Question about the loss of ES-DFM
tzjjq279 opened this issue · comments
tzjjq279 commented
Thanks for your work and the detailed code.
I have two questions about the loss function of ES-DFM.
- How to understand the stable_log1pex(x) in the loss.py? It seems to be used to compute p(x) but return log 1 + log(1 + e^{-x}) when x < 0 and log (e^{-x}) + log(1 + e^x) when x >= 0, which seems to be not consistent with the paper?

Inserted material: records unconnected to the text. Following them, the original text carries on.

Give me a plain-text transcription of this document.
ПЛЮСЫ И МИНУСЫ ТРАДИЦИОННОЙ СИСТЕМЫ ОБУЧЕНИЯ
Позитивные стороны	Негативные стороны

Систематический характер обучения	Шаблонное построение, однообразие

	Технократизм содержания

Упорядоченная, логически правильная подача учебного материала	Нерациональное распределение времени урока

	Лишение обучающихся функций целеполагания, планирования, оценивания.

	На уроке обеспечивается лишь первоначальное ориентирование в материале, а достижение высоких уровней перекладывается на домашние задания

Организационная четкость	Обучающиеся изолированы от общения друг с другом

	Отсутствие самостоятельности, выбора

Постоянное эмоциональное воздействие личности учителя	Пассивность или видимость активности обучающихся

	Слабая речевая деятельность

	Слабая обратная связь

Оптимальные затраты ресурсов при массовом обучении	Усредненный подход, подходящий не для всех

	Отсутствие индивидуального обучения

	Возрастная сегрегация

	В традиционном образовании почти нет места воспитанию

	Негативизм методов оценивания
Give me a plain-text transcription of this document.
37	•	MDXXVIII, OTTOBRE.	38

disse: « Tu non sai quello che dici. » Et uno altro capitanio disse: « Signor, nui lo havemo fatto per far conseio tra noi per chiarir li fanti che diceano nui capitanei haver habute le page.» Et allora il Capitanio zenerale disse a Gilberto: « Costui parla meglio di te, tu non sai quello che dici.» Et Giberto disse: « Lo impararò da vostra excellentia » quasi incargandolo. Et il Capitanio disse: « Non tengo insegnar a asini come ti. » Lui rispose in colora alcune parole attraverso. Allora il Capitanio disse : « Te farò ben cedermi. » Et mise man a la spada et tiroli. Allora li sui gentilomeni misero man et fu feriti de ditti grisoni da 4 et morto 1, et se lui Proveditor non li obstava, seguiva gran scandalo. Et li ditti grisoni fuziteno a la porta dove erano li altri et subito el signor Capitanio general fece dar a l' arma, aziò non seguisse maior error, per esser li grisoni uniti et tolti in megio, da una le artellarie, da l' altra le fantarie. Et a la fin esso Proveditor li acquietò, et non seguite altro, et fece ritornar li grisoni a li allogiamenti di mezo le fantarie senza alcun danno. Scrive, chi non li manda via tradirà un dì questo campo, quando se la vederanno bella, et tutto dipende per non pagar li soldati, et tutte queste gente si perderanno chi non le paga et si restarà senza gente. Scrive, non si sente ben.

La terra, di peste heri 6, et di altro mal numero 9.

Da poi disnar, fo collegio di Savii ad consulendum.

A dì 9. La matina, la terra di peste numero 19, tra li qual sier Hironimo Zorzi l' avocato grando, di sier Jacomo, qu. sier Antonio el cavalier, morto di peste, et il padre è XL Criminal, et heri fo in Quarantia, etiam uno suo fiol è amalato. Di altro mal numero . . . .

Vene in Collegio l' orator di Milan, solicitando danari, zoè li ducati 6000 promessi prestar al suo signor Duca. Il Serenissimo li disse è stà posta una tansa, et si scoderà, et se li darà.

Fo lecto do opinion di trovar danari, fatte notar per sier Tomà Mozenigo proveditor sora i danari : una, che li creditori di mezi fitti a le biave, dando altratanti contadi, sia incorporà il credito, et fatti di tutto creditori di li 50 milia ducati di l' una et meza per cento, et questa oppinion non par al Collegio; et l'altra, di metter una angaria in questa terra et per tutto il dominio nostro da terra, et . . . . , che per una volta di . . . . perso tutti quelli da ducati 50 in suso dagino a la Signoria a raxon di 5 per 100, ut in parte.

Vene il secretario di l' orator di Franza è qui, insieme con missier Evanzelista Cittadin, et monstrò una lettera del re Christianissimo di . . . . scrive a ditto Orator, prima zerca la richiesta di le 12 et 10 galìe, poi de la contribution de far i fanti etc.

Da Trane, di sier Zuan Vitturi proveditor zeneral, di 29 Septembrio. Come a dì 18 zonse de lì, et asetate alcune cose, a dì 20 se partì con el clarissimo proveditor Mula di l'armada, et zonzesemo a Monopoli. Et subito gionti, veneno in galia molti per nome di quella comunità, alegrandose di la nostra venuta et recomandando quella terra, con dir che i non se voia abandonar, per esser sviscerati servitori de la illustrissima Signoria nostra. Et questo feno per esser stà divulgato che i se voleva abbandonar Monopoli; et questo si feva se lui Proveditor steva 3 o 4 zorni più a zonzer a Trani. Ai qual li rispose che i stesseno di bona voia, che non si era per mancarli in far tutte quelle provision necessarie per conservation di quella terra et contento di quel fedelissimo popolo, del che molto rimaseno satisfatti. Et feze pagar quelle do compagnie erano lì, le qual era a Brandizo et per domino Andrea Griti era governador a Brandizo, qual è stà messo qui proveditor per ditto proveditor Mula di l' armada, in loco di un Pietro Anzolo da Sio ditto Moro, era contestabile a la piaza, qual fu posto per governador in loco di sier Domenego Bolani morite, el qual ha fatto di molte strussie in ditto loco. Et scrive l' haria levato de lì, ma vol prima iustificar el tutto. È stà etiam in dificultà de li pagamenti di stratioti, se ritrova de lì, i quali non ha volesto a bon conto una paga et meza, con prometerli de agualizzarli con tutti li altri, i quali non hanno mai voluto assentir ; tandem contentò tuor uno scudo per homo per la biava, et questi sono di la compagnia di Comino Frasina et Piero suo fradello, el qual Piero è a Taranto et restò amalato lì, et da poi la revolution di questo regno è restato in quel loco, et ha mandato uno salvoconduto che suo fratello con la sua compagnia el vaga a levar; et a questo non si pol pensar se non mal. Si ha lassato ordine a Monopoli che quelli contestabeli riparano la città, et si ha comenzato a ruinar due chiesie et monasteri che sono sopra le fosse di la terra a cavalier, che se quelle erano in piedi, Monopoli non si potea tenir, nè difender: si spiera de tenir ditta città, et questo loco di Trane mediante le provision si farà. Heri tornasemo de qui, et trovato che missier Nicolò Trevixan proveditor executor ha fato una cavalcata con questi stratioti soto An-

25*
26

- I thought the IS loss function should be attached with a negative sign, but I haven't seen any related implementation (neither eq 17 in your paper or the delay_tn_importance_weight_loss in your source code).
Are there some problems?
tzjjq279 commented
well, I finally figure out the problem about stable_log1pex(x), but the IS loss (eq 17) needs to be signed as negative?
Thyrix commented
Hi, @tzjjq279
Thank you for your interest in our work.
- The log1pex function implements log1pex(x) = log(1 + exp(-x)), which is trivial when x >= 0. When x < 0, -tf.minimum(x, 0) + tf.math.log(1+tf.math.exp(-tf.abs(x))) = -x + log(1 + exp(x)), notice that x = log(exp(x)), so -x + log(1 + exp(x)) = -log(exp(x)) + log(1 + exp(x)) = log(((1 + exp(x))/exp(x)) = log(1 + exp(-x)). The motivation of this implementation is that when x << 0, exp(-x) will overflow, which may broken the numerical calculation of log(1 + exp(-x)). For a detailed introduction of such trick, I suggest to refer to this artical https://cran.r-project.org/web/packages/Rmpfr/vignettes/log1mexp-note.pdf
- Thanks for point out this typo, we will update the arxiv paper. The implementation is the nagatived log_sigmoid likelihood, for example, pos_loss = stable_log1pex(x) = log(1 + exp(-x)) = -log(1/(1+exp(-x)) = -log(sigmoid(x))